Par one decision of November 10, 2022, the Constitutional Council ruled on the conformity with the Constitution of the provisions of the public health code relating to “advance directives”. These, which every citizen can write, are binding on the doctor for any care decision except, in particular, when they appear “manifestly inappropriate or not consistent with the medical situation ».
In a painful case, the high court is seized of a priority question of constitutionality (QPC) by the Council of State. On May 18, 2022, Mr. D was the victim of a terrible accident, run over by a vehicle. He presents an extreme medical picture with in particular an absence of cerebral activity.
The continuation of invasive therapies constitutes an unreasonable obstinacy for the medical team. The person concerned had written a letter for his attending physician on June 5, 2020, indicating the wish, in the event that he would no longer be able to express himself, to be kept alive, even artificially, in the event of a coma. prolonged considered irreversible.
Hope for therapeutic progress
Given the negative outlook for the evolution of the situation, a decision to stop treatment was taken on July 15, 2022 following a collegial procedure, dismissing the advance directives as manifestly inappropriate or not in accordance with the medical situation.
Relatives challenge it and initiate proceedings. On August 19, 2022, the Council of State refers the question to the Constitutional Council, in order to say whether or not the legislative provisions concerned are in conformity with the Constitution.

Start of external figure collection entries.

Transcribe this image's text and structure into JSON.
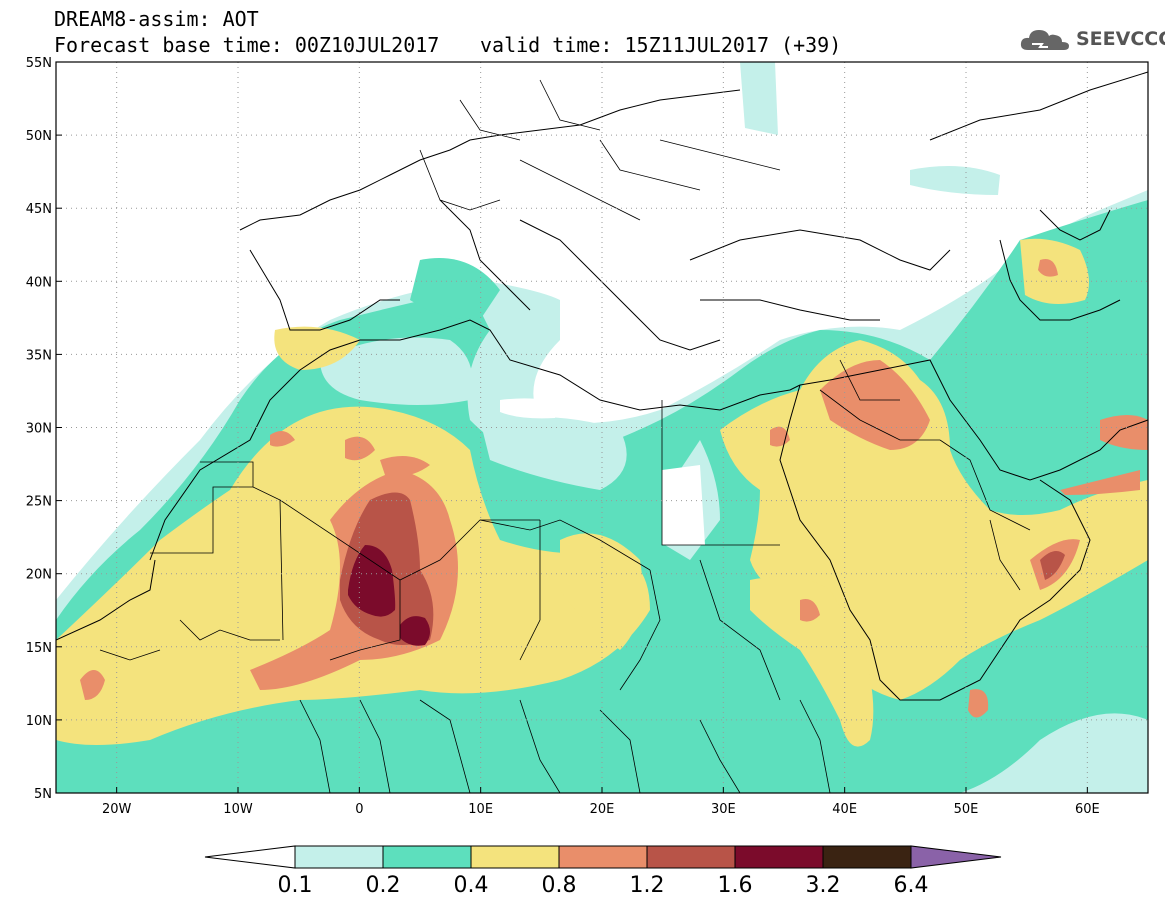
{
  "header": {
    "title": "DREAM8-assim: AOT",
    "base_time": "Forecast base time: 00Z10JUL2017",
    "valid_time": "valid time: 15Z11JUL2017 (+39)",
    "logo_text": "SEEVCCC"
  },
  "map": {
    "lon_range": [
      -25,
      65
    ],
    "lat_range": [
      5,
      55
    ],
    "lat_labels": [
      "55N",
      "50N",
      "45N",
      "40N",
      "35N",
      "30N",
      "25N",
      "20N",
      "15N",
      "10N",
      "5N"
    ],
    "lat_values": [
      55,
      50,
      45,
      40,
      35,
      30,
      25,
      20,
      15,
      10,
      5
    ],
    "lon_labels": [
      "20W",
      "10W",
      "0",
      "10E",
      "20E",
      "30E",
      "40E",
      "50E",
      "60E"
    ],
    "lon_values": [
      -20,
      -10,
      0,
      10,
      20,
      30,
      40,
      50,
      60
    ]
  },
  "colorbar": {
    "labels": [
      "0.1",
      "0.2",
      "0.4",
      "0.8",
      "1.2",
      "1.6",
      "3.2",
      "6.4"
    ],
    "colors": [
      "#ffffff",
      "#c4f0ea",
      "#5ddfbd",
      "#f4e37d",
      "#e98e6a",
      "#b85448",
      "#7b0b2b",
      "#3a2312",
      "#8a62a8"
    ]
  },
  "legend_colors": {
    "level1": "#c4f0ea",
    "level2": "#5ddfbd",
    "level3": "#f4e37d",
    "level4": "#e98e6a",
    "level5": "#b85448",
    "level6": "#7b0b2b",
    "level7": "#3a2312"
  }
}
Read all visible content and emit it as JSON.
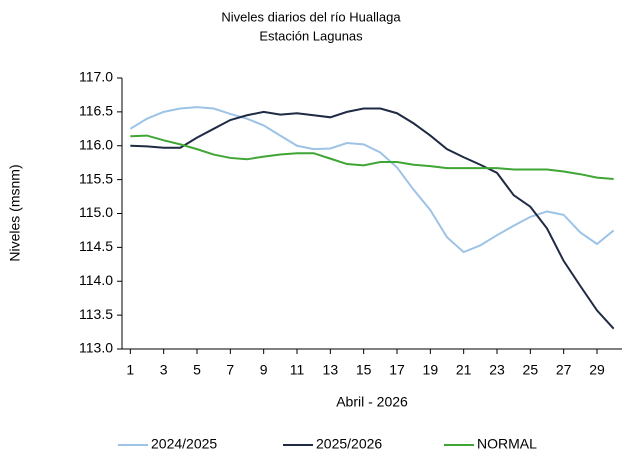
{
  "chart_data": {
    "type": "line",
    "title": "Niveles diarios del río Huallaga",
    "subtitle": "Estación Lagunas",
    "x_label": "Abril - 2026",
    "y_label": "Niveles (msnm)",
    "x": [
      1,
      2,
      3,
      4,
      5,
      6,
      7,
      8,
      9,
      10,
      11,
      12,
      13,
      14,
      15,
      16,
      17,
      18,
      19,
      20,
      21,
      22,
      23,
      24,
      25,
      26,
      27,
      28,
      29,
      30
    ],
    "xlim": [
      0.5,
      30.5
    ],
    "xticks": [
      1,
      3,
      5,
      7,
      9,
      11,
      13,
      15,
      17,
      19,
      21,
      23,
      25,
      27,
      29
    ],
    "ylim": [
      113,
      117
    ],
    "yticks": [
      {
        "value": 113,
        "label": "113.0"
      },
      {
        "value": 113.5,
        "label": "113.5"
      },
      {
        "value": 114,
        "label": "114.0"
      },
      {
        "value": 114.5,
        "label": "114.5"
      },
      {
        "value": 115,
        "label": "115.0"
      },
      {
        "value": 115.5,
        "label": "115.5"
      },
      {
        "value": 116,
        "label": "116.0"
      },
      {
        "value": 116.5,
        "label": "116.5"
      },
      {
        "value": 117,
        "label": "117.0"
      }
    ],
    "grid": false,
    "legend": "bottom",
    "series": [
      {
        "name": "2024/2025",
        "color": "#9dc3e6",
        "values": [
          116.25,
          116.4,
          116.5,
          116.55,
          116.57,
          116.55,
          116.47,
          116.4,
          116.3,
          116.15,
          116.0,
          115.95,
          115.96,
          116.04,
          116.02,
          115.9,
          115.68,
          115.35,
          115.05,
          114.65,
          114.43,
          114.53,
          114.68,
          114.82,
          114.95,
          115.03,
          114.98,
          114.72,
          114.55,
          114.75
        ]
      },
      {
        "name": "2025/2026",
        "color": "#1f2a44",
        "values": [
          116.0,
          115.99,
          115.97,
          115.97,
          116.12,
          116.25,
          116.38,
          116.45,
          116.5,
          116.46,
          116.48,
          116.45,
          116.42,
          116.5,
          116.55,
          116.55,
          116.48,
          116.33,
          116.15,
          115.95,
          115.83,
          115.72,
          115.6,
          115.27,
          115.1,
          114.78,
          114.3,
          113.93,
          113.57,
          113.3
        ]
      },
      {
        "name": "NORMAL",
        "color": "#3fa535",
        "values": [
          116.14,
          116.15,
          116.08,
          116.02,
          115.95,
          115.87,
          115.82,
          115.8,
          115.84,
          115.87,
          115.89,
          115.89,
          115.81,
          115.73,
          115.71,
          115.76,
          115.76,
          115.72,
          115.7,
          115.67,
          115.67,
          115.67,
          115.67,
          115.65,
          115.65,
          115.65,
          115.62,
          115.58,
          115.53,
          115.51
        ]
      }
    ]
  }
}
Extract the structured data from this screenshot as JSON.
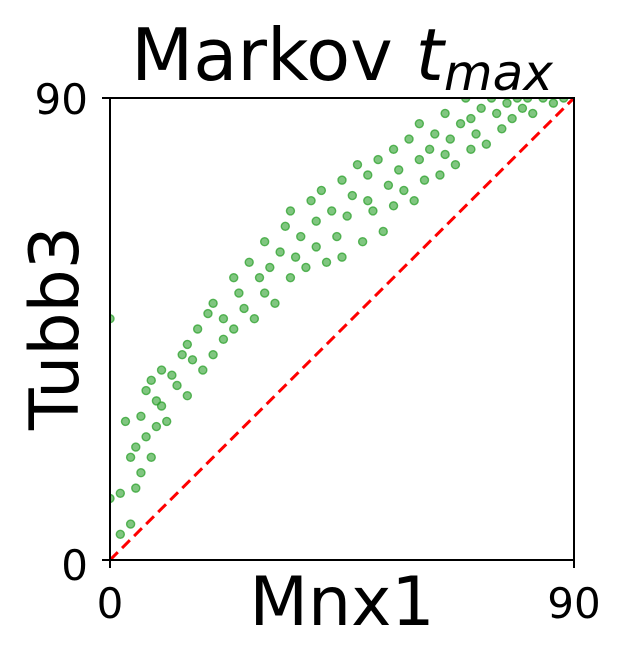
{
  "chart_data": {
    "type": "scatter",
    "title": {
      "prefix": "Markov ",
      "variable": "t",
      "subscript": "max"
    },
    "xlabel": "Mnx1",
    "ylabel": "Tubb3",
    "xlim": [
      0,
      90
    ],
    "ylim": [
      0,
      90
    ],
    "xticks": [
      0,
      90
    ],
    "yticks": [
      0,
      90
    ],
    "x_tick_labels": [
      "0",
      "90"
    ],
    "y_tick_labels": [
      "0",
      "90"
    ],
    "grid": false,
    "legend": "none",
    "series": [
      {
        "color": "#2ca02c",
        "alpha": 0.6,
        "marker": "circle",
        "trend_center": [
          [
            0,
            28
          ],
          [
            10,
            33
          ],
          [
            20,
            40
          ],
          [
            30,
            46
          ],
          [
            40,
            53
          ],
          [
            50,
            60
          ],
          [
            60,
            69
          ],
          [
            70,
            76
          ],
          [
            80,
            84
          ],
          [
            90,
            93
          ]
        ],
        "x": [
          0,
          0,
          2,
          2,
          3,
          4,
          4,
          5,
          5,
          6,
          6,
          7,
          7,
          8,
          8,
          9,
          9,
          10,
          10,
          11,
          12,
          13,
          14,
          15,
          15,
          16,
          17,
          18,
          19,
          20,
          20,
          22,
          22,
          24,
          24,
          25,
          26,
          27,
          28,
          29,
          30,
          30,
          31,
          32,
          33,
          34,
          35,
          35,
          36,
          37,
          38,
          39,
          40,
          40,
          41,
          42,
          43,
          44,
          45,
          45,
          46,
          47,
          48,
          49,
          50,
          50,
          51,
          52,
          53,
          54,
          55,
          55,
          56,
          57,
          58,
          59,
          60,
          60,
          61,
          62,
          63,
          64,
          65,
          65,
          66,
          67,
          68,
          69,
          70,
          70,
          71,
          72,
          73,
          74,
          75,
          76,
          77,
          78,
          79,
          80,
          81,
          82,
          84,
          86,
          88
        ],
        "y": [
          12,
          47,
          5,
          13,
          27,
          7,
          20,
          14,
          22,
          28,
          17,
          33,
          24,
          20,
          35,
          26,
          31,
          30,
          37,
          27,
          36,
          34,
          40,
          32,
          42,
          39,
          45,
          37,
          48,
          40,
          50,
          43,
          47,
          55,
          45,
          52,
          49,
          58,
          47,
          55,
          52,
          62,
          57,
          50,
          60,
          65,
          55,
          68,
          59,
          63,
          57,
          70,
          61,
          66,
          72,
          58,
          68,
          63,
          74,
          59,
          67,
          71,
          77,
          62,
          70,
          75,
          68,
          78,
          64,
          73,
          80,
          69,
          76,
          72,
          82,
          70,
          78,
          85,
          74,
          80,
          83,
          75,
          87,
          79,
          82,
          77,
          85,
          90,
          80,
          86,
          83,
          88,
          81,
          90,
          87,
          84,
          89,
          86,
          90,
          88,
          90,
          87,
          90,
          89,
          90
        ]
      }
    ],
    "reference_line": {
      "kind": "y=x",
      "color": "#ff0000",
      "style": "dashed"
    }
  }
}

The second French law on the end of life, known as Claeys-Leonetti law of February 2, 2016, reinforced the weight of advance directives, emphasizing the will of the person. The doctor must respect them.
But two hypotheses make it possible to transgress them: vital urgency on the one hand; the acknowledgment of the manifestly inappropriate or non-compliant nature of the directives with the medical situation on the other hand.
This 2016 law obviously focused on the assumption that the person, wishing for a dignified and painless outcome, expresses their desire to end their life. The reverse happens here. The patient wishes to live. He writes it, probably hoping for therapeutic progress. But his medical situation is such that no improvement can be expected.
Unreasonable stubbornness
What should be done ? To keep him alive at all costs, in a vegetative state, by conforming to his will? Or retain the character ” inappropriate “ advance directives, and consider that the wish for life must be transgressed because it does not conform to medical reality?